Le délai court-il à compter de l'émission ou de la réception de la facture ?

Le délai convenu de 60 jours court à compter de la date d'émission de la facture. Le délai supplétif de 30 jours, applicable en l'absence d'accord, court quant à lui à compter de la réception des marchandises ou de l'exécution de la prestation. Avec la facture électronique, la date d'émission est établie par le statut « déposée », horodaté par la plateforme.

Les pénalités de retard sont-elles automatiques ?

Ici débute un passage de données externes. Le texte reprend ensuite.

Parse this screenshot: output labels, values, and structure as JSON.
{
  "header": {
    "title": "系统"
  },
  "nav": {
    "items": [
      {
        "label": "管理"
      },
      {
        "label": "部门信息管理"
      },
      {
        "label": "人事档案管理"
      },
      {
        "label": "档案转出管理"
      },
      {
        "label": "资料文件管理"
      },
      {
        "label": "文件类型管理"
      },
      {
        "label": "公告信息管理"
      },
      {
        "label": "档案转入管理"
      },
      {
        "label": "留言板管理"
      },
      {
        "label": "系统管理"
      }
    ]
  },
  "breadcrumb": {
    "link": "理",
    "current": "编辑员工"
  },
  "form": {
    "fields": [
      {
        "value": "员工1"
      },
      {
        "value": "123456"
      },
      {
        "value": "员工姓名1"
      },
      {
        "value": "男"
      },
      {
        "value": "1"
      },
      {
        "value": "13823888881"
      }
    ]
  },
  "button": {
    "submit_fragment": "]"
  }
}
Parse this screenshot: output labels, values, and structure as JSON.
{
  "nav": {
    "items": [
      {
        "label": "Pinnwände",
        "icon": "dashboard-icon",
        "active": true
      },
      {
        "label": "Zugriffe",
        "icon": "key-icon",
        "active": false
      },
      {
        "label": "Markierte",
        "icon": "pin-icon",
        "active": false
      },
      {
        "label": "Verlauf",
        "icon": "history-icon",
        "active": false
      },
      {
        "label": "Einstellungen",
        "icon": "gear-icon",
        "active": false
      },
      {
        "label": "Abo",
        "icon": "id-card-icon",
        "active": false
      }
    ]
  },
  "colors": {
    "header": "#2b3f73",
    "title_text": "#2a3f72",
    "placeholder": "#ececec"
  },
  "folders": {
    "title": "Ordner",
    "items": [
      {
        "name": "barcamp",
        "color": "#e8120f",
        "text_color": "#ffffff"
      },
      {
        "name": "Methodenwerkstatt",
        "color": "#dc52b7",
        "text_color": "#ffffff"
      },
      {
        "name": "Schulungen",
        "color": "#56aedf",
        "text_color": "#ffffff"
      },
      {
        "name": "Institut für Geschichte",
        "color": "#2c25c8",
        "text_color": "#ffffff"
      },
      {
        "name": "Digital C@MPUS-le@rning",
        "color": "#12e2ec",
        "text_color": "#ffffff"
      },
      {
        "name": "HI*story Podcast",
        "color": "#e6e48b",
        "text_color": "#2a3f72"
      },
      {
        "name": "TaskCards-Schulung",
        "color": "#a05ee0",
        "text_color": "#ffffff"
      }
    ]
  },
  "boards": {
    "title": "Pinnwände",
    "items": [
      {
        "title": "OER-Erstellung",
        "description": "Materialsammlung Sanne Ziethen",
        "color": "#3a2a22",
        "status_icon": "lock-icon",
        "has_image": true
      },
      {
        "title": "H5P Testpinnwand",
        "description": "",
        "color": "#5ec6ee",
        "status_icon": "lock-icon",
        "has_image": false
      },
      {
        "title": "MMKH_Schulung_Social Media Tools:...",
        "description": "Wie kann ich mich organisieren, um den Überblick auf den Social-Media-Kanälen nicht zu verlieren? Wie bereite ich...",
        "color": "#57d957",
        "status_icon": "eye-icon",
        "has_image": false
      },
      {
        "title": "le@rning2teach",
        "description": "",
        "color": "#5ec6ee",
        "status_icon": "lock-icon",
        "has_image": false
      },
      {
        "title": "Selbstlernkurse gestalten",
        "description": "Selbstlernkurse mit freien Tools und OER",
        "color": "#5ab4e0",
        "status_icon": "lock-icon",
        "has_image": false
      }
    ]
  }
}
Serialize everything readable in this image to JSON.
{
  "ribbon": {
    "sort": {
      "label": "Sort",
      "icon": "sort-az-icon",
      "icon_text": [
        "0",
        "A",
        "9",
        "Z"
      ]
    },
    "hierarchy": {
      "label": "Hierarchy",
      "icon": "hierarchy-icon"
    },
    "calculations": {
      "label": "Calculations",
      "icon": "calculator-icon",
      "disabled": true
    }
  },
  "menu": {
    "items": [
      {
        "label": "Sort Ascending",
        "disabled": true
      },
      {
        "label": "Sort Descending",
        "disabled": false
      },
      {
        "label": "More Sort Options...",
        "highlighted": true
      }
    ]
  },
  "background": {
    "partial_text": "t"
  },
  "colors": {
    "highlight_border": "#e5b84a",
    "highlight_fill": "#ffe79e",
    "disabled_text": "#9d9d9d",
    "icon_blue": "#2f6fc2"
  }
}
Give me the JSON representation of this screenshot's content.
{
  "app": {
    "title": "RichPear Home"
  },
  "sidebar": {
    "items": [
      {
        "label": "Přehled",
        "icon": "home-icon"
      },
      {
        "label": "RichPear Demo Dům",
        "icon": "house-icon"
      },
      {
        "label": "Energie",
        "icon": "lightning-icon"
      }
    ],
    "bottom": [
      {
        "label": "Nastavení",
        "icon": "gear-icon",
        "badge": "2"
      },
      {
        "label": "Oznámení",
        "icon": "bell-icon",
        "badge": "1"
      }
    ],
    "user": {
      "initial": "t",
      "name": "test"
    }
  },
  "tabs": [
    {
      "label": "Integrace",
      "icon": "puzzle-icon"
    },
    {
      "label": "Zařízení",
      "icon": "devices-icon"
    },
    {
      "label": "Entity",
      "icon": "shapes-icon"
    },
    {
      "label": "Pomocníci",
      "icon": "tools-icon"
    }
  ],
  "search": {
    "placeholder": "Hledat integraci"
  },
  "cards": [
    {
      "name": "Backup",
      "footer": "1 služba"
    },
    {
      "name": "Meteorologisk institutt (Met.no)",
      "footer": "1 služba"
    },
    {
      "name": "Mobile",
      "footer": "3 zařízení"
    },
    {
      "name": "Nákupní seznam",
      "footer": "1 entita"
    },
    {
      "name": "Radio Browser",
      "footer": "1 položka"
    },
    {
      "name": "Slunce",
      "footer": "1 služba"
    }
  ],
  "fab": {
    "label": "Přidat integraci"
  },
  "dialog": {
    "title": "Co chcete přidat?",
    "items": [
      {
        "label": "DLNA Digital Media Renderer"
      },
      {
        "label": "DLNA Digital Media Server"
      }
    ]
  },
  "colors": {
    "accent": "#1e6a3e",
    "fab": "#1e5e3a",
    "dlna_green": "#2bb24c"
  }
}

Oui. Elles sont exigibles de plein droit dès le lendemain de l'échéance, sans qu'aucune mise en demeure ne soit nécessaire, et se cumulent avec l'indemnité forfaitaire de recouvrement de 40 € due par facture en retard. Encore faut-il que le taux et l'indemnité figurent dans vos conditions générales de vente et sur vos factures, ce qui est une obligation et non une faculté.

Peut-on renoncer à réclamer des pénalités de retard ?

La pratique est courante mais irrégulière : le fait de ne pas facturer les pénalités de retard est susceptible d'être sanctionné, au même titre que le non-respect des délais eux-mêmes. Au-delà de la régularité, c'est une mauvaise politique commerciale : un débiteur dont les retards n'ont jamais de conséquence en déduit logiquement qu'il peut les prolonger.

L'administration peut-elle sanctionner mon client pour retard de paiement ?

Oui. L'article L. 441-16 du code de commerce prévoit une amende administrative pouvant atteindre 75 000 € pour une personne physique et 2 millions d'euros pour une personne morale, portés respectivement à 150 000 € et 4 millions d'euros en cas de réitération dans les deux ans. Les décisions de sanction font l'objet d'une publication nominative. Avec la remontée systématique des données de facturation et de paiement, la détection de ces manquements devient nettement plus simple pour l'administration.